Pilati’s one-off collection spans the menswear and womenswear divide at Fendi, and he started with tailoring.
“It’s a celebration of who somebody is — a celebration of that freedom,” he said. “Even when people try and disguise who they are, something comes through — a gesture, a way of walking, how something is worn. It is the light of who somebody really is. I need the process to guide me and I was very free. I came up with a new logo for this collection. I felt free enough to do so.”
Prized for his keen fashion instincts, voluptuous and distinctive tailoring — plus his knack for eye-catching shoes and handbags — Pilati said he settled on the Roaring Twenties, which have parallels with today, and particularly the flapper.
“There is a sense of flux and transition in the silhouettes themselves. Things are undefined and unfinished,” he said. “It is a question of defining things now, of being open, open to new ways of defining is important both for the clothes and the attitude.
“I am so touched by this opportunity that Kim, Silvia and Fendi have given me to be so much myself. I am very honest in what I am proposing and I am humbled by what I am doing,” he added.
According to the company, Friends of Fendi represents a “new way to introduce special projects and collections that differ from Fendi’s main collections and are achieved with outside designers, houses and organizations.”
Instigated by Jones and Venturini Fendi, it will unfurl as “projects and collections” that cross the “party lines” of the fashion industry.
Pilati’s designs will be featured in a dedicated print and outdoor campaign that will break in the lead-up to the product drop. The collection covers all product categories.
Jones has already unfurled projects with two other designers with whom he is very friendly — Donatella Versace and Marc Jacobs.
Pilati is best known for his tenures at the design helms of Yves Saint Laurent and Zegna. He has recently dabbled in furniture design alongside his Berlin-based fashion collection Random Identities.
The dapper Italian designer made a splash during Paris Fashion Week last June, taking in Jones’ spring 2024 men’s show for Dior and walking the runway for Pharrell Williams’ debut as menswear creative director at Louis Vuitton.
In the fall, Pilati rebooted his Random Identities label after a two-year hiatus and lined up a like-minded distribution partner in Dover Street Market Paris.
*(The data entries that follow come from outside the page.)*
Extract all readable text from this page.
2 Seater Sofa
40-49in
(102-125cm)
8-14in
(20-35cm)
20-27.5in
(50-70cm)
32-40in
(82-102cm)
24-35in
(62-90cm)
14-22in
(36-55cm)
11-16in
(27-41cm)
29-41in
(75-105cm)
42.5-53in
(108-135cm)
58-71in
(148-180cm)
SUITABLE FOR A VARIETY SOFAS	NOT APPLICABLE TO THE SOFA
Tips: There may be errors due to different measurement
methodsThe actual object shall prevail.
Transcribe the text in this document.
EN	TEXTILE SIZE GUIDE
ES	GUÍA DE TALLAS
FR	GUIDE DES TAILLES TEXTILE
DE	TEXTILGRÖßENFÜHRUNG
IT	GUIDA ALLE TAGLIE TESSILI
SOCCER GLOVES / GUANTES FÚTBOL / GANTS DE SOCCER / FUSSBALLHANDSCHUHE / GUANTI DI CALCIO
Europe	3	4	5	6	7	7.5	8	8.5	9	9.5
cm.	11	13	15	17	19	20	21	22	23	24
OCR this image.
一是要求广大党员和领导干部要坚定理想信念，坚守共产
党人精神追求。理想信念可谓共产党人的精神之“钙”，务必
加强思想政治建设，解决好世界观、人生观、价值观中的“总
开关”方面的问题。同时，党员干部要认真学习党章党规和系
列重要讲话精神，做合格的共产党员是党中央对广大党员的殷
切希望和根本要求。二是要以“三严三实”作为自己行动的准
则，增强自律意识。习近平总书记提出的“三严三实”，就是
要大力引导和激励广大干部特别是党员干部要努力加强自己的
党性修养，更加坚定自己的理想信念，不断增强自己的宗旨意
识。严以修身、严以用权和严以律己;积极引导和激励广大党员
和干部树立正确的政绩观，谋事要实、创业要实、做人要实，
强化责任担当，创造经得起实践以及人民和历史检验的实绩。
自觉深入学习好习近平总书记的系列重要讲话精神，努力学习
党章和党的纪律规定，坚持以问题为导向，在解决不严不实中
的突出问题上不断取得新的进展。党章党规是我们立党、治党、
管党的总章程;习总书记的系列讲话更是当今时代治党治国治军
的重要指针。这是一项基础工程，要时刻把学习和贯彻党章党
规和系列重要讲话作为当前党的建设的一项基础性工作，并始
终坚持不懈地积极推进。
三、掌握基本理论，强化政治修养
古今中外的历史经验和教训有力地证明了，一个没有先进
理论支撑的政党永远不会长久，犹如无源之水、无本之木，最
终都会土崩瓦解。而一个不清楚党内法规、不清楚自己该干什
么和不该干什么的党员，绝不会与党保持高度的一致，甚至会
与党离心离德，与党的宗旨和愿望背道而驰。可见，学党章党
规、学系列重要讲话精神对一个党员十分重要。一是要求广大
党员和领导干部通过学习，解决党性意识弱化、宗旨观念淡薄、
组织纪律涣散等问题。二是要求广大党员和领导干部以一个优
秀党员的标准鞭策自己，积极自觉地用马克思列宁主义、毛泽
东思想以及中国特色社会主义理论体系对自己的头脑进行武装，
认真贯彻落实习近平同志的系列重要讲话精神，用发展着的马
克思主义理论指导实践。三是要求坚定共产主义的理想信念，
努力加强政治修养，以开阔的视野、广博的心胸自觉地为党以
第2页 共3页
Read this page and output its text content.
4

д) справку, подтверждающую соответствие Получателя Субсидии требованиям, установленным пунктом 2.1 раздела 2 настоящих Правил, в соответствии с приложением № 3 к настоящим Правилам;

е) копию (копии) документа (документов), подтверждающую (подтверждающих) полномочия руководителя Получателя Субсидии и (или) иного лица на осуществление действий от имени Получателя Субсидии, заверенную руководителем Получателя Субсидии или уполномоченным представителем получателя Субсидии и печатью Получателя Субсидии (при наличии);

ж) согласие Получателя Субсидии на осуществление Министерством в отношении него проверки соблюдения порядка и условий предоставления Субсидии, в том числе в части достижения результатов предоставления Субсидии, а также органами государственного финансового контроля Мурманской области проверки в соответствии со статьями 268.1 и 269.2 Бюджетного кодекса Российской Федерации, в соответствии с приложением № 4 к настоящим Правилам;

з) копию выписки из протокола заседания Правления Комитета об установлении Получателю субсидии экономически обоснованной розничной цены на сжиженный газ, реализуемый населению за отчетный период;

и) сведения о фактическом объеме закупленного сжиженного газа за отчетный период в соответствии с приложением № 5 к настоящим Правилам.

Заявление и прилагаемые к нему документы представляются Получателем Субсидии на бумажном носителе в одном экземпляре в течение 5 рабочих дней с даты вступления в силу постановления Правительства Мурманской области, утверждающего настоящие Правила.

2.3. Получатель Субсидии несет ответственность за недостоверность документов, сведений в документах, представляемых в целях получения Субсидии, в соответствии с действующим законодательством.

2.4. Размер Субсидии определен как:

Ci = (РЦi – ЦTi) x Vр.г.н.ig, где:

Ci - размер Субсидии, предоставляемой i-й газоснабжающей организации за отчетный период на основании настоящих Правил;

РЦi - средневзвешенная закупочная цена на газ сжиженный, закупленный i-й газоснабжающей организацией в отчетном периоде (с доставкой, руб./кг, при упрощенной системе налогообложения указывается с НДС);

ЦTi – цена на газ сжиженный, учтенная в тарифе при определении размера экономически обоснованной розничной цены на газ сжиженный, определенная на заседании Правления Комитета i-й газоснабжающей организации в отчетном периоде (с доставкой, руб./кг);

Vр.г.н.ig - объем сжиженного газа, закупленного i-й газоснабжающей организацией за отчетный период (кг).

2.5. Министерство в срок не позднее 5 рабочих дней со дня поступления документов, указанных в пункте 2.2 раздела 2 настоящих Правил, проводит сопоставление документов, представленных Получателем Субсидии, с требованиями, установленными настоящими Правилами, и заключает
Random Identities was boundary-breaking when it was unveiled in 2018, initially as a joint venture with Canadian online retailer Ssense. Genderless, seasonless and luxurious, but at a contemporary price point, it draws on gay and club culture in Berlin, where Pilati has based himself since leaving Zegna in 2016 following a three-year stint.
His Friends of Fendi collection reflects his more freewheeling approach, combining “the rigor and structure of a masculine world” with feminine lines, particularly in the tailoring, according to the house.
Pilati came to international prominence when he succeeded Tom Ford at Saint Laurent, where he served as creative director from 2004 to 2012. Earlier in his career he worked in senior design and fabric development positions for a number of Italian fashion houses, including Miu Miu, Prada and Giorgio Armani.
Jones, who joined Fendi in September 2020, wasted little time in pursuing collaborations and in September 2021 unveiled a full-scale brand swap with Versace.
Last year he tapped Jacobs to create a collection within spring 2023 Fendi women’s collection that was shown during New York Fashion Week and also teamed with Tiffany & Co. for special Baguette handbags.